I believe I'm more aware of walking than most people because coupled with my mindfulness practice for almost six months when I was seventeen I couldn't walk. I used a wheelchair. For another year I used crutches and canes. There are days I'm walking and I think, “I'm walking! Thank you, thank you, thank you.” I could have had a different reality. I could have been a paraplegic using a wheelchair or a semi-paraplegic using crutches or canes. While I know I would have made the best of my life and forged ahead confidently in the direction of my dreams, as Thoreau advises, with technological ambulatory assistance, I also know that life is easier when you can walk on your own two legs and feet. You also can do more. Or at least I know I would do more than if I needed a wheelchair or crutches or canes. I've been fully aware of not taking my legs and my ability to walk for granted.

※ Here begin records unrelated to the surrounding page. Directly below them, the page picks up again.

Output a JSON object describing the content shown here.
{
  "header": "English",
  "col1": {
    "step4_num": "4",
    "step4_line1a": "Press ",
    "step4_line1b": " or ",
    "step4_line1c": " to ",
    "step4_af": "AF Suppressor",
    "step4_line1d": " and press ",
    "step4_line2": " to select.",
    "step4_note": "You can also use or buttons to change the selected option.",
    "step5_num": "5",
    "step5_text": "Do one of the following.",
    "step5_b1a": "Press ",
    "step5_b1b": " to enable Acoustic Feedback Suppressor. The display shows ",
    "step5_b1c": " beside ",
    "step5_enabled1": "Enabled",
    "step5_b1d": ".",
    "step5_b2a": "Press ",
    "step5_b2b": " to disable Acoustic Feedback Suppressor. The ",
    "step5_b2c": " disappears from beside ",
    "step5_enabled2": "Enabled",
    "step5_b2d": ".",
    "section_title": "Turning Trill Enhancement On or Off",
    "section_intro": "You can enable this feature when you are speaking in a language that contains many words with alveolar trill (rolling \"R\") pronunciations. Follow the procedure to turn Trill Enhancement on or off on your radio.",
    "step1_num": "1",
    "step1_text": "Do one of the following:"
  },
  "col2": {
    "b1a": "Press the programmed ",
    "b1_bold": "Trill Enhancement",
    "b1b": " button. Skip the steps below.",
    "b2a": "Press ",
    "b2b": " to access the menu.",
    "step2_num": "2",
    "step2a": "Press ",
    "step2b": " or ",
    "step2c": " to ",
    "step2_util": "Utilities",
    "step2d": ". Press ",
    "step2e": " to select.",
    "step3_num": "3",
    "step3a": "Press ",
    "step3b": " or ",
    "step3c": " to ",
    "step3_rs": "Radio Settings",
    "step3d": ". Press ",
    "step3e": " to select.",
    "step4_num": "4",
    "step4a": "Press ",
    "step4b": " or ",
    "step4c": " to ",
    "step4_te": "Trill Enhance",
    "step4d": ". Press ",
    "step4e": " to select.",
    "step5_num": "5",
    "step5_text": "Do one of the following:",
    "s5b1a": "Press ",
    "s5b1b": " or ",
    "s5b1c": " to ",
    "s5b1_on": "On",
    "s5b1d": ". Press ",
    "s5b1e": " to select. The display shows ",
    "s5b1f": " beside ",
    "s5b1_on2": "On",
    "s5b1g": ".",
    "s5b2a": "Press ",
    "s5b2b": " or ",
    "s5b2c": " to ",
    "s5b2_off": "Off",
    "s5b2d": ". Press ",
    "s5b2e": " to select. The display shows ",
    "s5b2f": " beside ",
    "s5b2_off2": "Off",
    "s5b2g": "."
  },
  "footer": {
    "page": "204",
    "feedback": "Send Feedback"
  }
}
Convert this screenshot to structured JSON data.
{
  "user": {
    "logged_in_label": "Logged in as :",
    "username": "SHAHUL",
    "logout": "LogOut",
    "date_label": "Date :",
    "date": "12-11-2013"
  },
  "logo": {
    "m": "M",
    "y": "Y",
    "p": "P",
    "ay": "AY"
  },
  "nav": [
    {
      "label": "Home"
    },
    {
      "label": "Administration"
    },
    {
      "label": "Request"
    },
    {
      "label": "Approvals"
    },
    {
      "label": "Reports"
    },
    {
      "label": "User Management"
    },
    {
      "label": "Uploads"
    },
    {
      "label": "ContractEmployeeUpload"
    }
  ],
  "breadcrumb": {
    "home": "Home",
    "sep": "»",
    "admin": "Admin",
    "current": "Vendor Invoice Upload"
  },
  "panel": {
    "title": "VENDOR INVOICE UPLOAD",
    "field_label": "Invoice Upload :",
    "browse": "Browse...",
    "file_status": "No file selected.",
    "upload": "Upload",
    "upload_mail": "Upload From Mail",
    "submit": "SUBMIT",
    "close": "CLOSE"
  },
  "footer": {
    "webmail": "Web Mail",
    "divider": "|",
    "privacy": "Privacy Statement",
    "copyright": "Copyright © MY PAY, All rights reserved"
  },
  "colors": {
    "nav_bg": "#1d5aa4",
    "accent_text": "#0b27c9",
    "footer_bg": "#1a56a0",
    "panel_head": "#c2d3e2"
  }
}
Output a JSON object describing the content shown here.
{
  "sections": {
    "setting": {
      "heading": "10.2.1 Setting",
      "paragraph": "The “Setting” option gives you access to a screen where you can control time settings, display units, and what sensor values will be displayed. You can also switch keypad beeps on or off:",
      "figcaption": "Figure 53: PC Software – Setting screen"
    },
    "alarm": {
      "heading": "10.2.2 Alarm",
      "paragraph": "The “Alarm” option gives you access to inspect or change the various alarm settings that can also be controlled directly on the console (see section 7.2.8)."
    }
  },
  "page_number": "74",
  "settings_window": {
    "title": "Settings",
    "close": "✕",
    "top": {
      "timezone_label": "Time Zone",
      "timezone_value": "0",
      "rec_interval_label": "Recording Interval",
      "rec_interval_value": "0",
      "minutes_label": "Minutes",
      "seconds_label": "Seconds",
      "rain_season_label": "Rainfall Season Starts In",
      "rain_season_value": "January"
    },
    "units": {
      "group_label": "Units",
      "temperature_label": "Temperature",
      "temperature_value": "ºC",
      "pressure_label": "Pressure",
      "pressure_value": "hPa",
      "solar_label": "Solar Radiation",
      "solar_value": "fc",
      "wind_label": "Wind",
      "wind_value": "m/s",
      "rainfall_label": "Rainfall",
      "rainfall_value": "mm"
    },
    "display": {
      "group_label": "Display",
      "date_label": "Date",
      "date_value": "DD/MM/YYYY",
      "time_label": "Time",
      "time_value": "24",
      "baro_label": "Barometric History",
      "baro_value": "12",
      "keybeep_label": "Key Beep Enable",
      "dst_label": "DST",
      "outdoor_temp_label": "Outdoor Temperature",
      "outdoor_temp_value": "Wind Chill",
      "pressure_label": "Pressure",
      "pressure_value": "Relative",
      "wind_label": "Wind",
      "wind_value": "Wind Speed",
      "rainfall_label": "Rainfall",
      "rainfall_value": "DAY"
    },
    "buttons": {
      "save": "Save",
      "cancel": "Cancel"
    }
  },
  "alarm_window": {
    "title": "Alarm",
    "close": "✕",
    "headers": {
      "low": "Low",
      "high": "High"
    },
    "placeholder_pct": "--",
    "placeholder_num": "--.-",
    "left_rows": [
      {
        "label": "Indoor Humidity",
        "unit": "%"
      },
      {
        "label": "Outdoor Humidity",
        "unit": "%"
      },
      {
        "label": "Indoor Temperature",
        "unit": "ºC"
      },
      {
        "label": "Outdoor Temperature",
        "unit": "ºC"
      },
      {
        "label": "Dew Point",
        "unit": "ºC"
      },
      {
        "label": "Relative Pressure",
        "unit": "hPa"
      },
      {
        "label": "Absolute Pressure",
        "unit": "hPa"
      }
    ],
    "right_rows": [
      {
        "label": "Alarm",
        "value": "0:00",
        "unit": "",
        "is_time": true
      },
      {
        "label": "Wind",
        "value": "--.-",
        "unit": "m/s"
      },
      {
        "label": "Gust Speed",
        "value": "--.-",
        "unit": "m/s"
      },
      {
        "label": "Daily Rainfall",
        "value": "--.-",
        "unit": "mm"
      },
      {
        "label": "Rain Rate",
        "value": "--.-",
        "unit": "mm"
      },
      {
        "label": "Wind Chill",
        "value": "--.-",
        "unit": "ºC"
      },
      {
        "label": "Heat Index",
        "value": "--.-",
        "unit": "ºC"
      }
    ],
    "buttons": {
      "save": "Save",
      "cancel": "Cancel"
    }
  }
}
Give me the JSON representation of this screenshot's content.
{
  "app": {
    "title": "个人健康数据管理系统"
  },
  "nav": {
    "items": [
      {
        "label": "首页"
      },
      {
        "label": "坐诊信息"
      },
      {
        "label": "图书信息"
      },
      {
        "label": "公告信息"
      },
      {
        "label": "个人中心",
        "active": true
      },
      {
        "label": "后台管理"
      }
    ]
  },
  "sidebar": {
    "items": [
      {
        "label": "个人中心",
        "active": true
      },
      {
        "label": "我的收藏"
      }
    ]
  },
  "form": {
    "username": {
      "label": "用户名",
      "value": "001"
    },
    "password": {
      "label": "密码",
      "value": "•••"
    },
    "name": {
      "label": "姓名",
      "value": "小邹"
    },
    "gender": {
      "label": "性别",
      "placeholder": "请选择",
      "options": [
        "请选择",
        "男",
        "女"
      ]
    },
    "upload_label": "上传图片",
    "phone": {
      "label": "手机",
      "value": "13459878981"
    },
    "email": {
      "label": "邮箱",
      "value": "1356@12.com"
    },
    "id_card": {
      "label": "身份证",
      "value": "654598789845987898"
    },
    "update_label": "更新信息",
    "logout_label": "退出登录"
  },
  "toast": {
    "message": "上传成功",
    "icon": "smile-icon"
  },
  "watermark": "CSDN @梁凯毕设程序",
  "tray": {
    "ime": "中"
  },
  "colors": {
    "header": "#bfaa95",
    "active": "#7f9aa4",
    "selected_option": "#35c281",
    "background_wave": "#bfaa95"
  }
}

This has recently been made more significant with a sixty-nine year old friend of mine getting one of her hips replaced two summers ago and her other one this spring. Not to mention a knee replaced three years ago and her other one probably this fall. Old age can do that to our bodies. On the other hand, old age doesn't have to do that to our bodies. My fitness center has a lot of senior citizens who are in fantastic health both physically and mentally. I see them running with strength, power, and balance around the track or on treadmills. I can and will do the same now and in my old age.

Quiddity of this mindfulness walk and run: Strong legs, strong mind. Big Thighs! Big Mind!

I didn't see the moon when I took my full moon mindfulness walk and run. But at 7:45, after writing this and making and eating chicken vindaloo, I went to the bathroom, and hoping to see the moon, looked out my bathroom window, and there it was: the February full moon. I actually gasped in awe. I hardly believe I did that. I hardly believe I did so many things in my life. Or that I can do so many things. But there was the full moon, a monthly reminder of my potential—our potential—and of the beauty, awe, and impermanence of life.